A la suite de Constantin, ses successeurs adoptèrent le christianisme comme religion personnelle, jusqu’au règne de Julien dit l’Apostat ( 361-363). La réaction païenne à l’essor chrétien aurait pu à ce moment noyer le poisson, et réactiver les persécutions du IIIe siècle. Il n’en fut rien et le christianisme s’imposa comme religion d’Etat une trentaine d’années plus tard, vers 390.

L’intérêt du livre réside surtout dans l’analyse de l’articulation entre politique et religion. Dans nos sociétés laïques, nous nous alarmons de toute intrusion dans les affaires politiques. Or, Constantin fit l’inverse : il mit son pouvoir politique au service de la religion, non sans arrière-pensées : contrôler l’Église chrétienne et donc une minorité religieuse, marginalisée sous le règne de ses prédécesseurs, et se montrer comme le chef temporel le bienfaiteur et l’arbitre des querelles de l’Église. On retrouve ici les origines du césaropapisme et de curieuses analogies avec les rapports byzantins. entre pouvoir impérial et pouvoir religieux.

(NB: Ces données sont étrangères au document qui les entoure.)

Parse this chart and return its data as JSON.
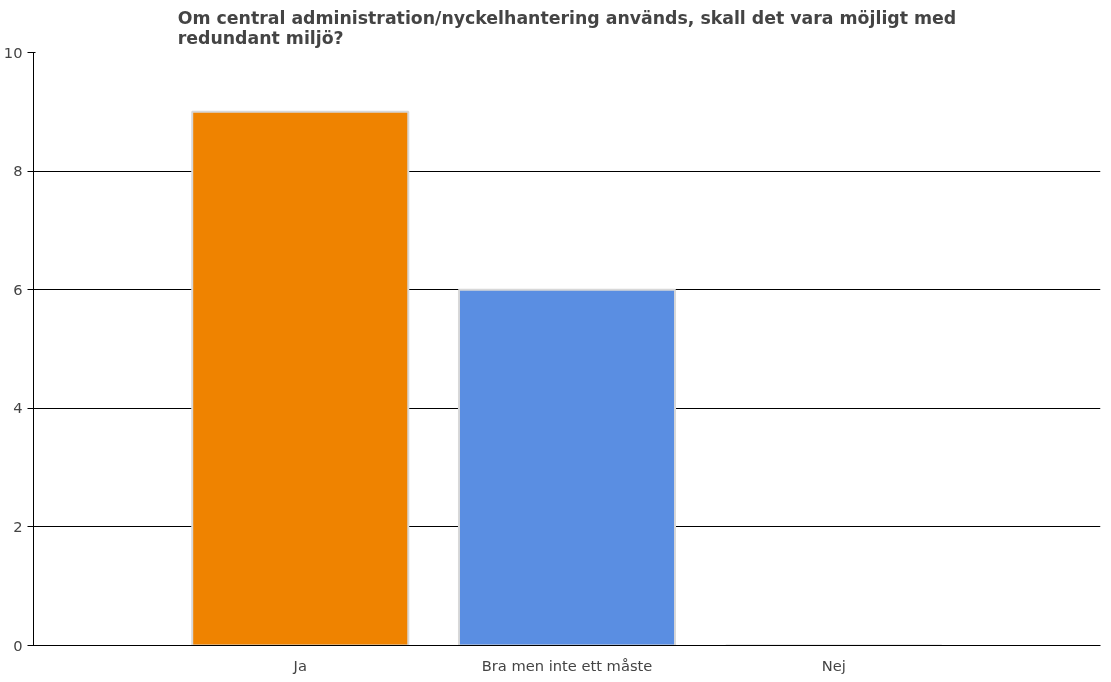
{
  "chart_data": {
    "type": "bar",
    "title": "Om central administration/nyckelhantering används, skall det vara möjligt med redundant miljö?",
    "categories": [
      "Ja",
      "Bra men inte ett måste",
      "Nej"
    ],
    "values": [
      9,
      6,
      0
    ],
    "colors": [
      "#ef8300",
      "#5a8ee2",
      "#5a8ee2"
    ],
    "ylim": [
      0,
      10
    ],
    "yticks": [
      0,
      2,
      4,
      6,
      8,
      10
    ],
    "grid": "y"
  }
}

Cette prise d’autorité sur l’Eglise chrétienne ne va certes pas sans une décrédibilisation du paganisme, que Constantin présente dans ses écrits comme une superstition, le dégoûtant par ses sacrifices, la concurrence des dieux, et ses sophismes. Constantin pressentait selon Paul Veyne le dessein universel d’un christianisme centré sur l’Homme où chaque croyant compte puisque Dieu institue une relation aimante, et unique,  avec chacun. A l’inverse, le paganisme est une religion et les croyants sont avant tout tournés sur la satisfaction de leurs désirs,   Toutefois, il prit garde à ne pas criminaliser la religion de la majorité des habitants de l’Empire et à assurer les devoirs prescrits par sa fonction.

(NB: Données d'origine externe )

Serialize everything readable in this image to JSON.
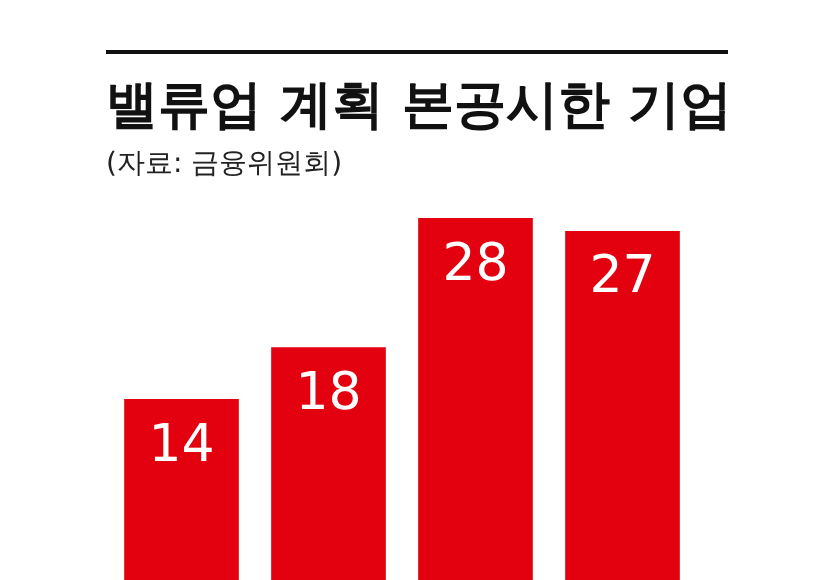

c’est bien l’action décisive de Constantin qui fit passer le christianisme du statut de secte judaïque à celui de religion organisée,  et structurée préfigurant son hégémonie sur l’ensemble de l’Empire romain quelques décennies plus tard. Toutefois, Paul Veyne précise que le christianisme ne constitue pas les racines de l’Europe. Ce serait plutôt l’inverse : comment l’Europe s’appropria le christianisme pour l’accorder à soi. L’auteur conclut sur la déchristianisation de l’Europe. Le Continent du moins en Occident reste attaché au christianisme, mais de façon patrimoniale, et non plus religieuse (je ne suis pas tout à fait d’accord sur ce point).